As I said before, the r_view/XSPF method doesn't seem to handle certain folders, while RSS does.

An example:

r_view: http://www.ex.ua/r_view/17247363

XSPF: http://www.ex.ua/filelist/17247363.xspf (sorry, this link downloads itself)

RSS: http://www.ex.ua/rss/17247363?count=100

Only RSS can list collections. However it only seems to be able to return the first 100; I have not found any pagination options.

NOTE: Notice how in the r_view URL the file_upload_id tag's preview parameter had the same filename as the picture tag's URL parameter? Please don't quote me on this, but this might be a consistent way to detect collections.


r_search_hint

Found this first (also hiding in the JS). It's cute but not useful. http://ex.ua/r_search_hint?s=flac


r_search

I lobbed _hint off the above URL experimentally, and raised the roof in IRC when it worked.

Using this we can search for anything we want! It returns a text list of matching IDs.

This is not especially useful for automated archiving, but critical for manual prioritization.

After trying a bunch of URLs I found count worked with RSS, so I tried it with this URL as well. count can go up to 500 here :D


user_say

One of the few HTML links that still work. Examples are http://www.ex.ua/user_say?login=888_888 and http://www.ex.ua/user_say?login=big-bud.

You can specify p to select the page number, zero-indexed. (So p=1 is page two.)

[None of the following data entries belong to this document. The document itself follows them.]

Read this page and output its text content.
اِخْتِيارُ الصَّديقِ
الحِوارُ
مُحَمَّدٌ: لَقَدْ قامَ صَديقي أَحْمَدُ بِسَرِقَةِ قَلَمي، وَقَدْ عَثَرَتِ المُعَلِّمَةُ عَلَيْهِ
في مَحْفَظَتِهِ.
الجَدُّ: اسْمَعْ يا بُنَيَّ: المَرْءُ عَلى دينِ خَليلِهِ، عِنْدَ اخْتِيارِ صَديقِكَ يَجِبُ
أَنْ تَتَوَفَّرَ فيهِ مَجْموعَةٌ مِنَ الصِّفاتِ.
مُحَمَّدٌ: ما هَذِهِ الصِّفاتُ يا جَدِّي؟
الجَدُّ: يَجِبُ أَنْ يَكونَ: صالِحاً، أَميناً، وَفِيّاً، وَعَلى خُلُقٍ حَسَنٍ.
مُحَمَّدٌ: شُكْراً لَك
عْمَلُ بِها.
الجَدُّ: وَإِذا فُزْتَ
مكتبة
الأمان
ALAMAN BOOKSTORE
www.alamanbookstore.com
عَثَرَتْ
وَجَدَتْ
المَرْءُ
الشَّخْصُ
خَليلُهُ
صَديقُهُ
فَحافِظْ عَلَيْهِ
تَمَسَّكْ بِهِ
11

You can specify per to set the number of items per page. 200 is the max. (Use a consistent `per` with all searches as the site doesn't use an after=...-type system.) The website (ie in a browser) seems to remember the `per` setting you use, FWIW.


user_recommend

This is similar to user_say except it seems to be for things a user likes. It appears to be possible to switch this off, and some users have turned it off. I would consider this lower priority to crawl, if at all.


Recommended strategy

  • Use r_view with bruteforced IDs to fetch contents of folders. Consider also fetching the image that gets returned (nice-to-have, but not important).
  • Use userlist(s) with user_say to fetch archives of what users have written about. I understand this will include their comments and the files they have publicly released.
  • Check for an RSS feed on every folder ID that seems to be a collection (going off the suggested heuristics above, along with your own ideas) - or alternatively do RSS scans on every ID. I consider the RSS feeds a nice-to-have "extra", and not part of the crawling operation, as collections simply provide a way to group folders together, you're getting the folder list anyway, and we don't yet know how to return more than the 100 most recent RSS items, so it's not particularly introspective.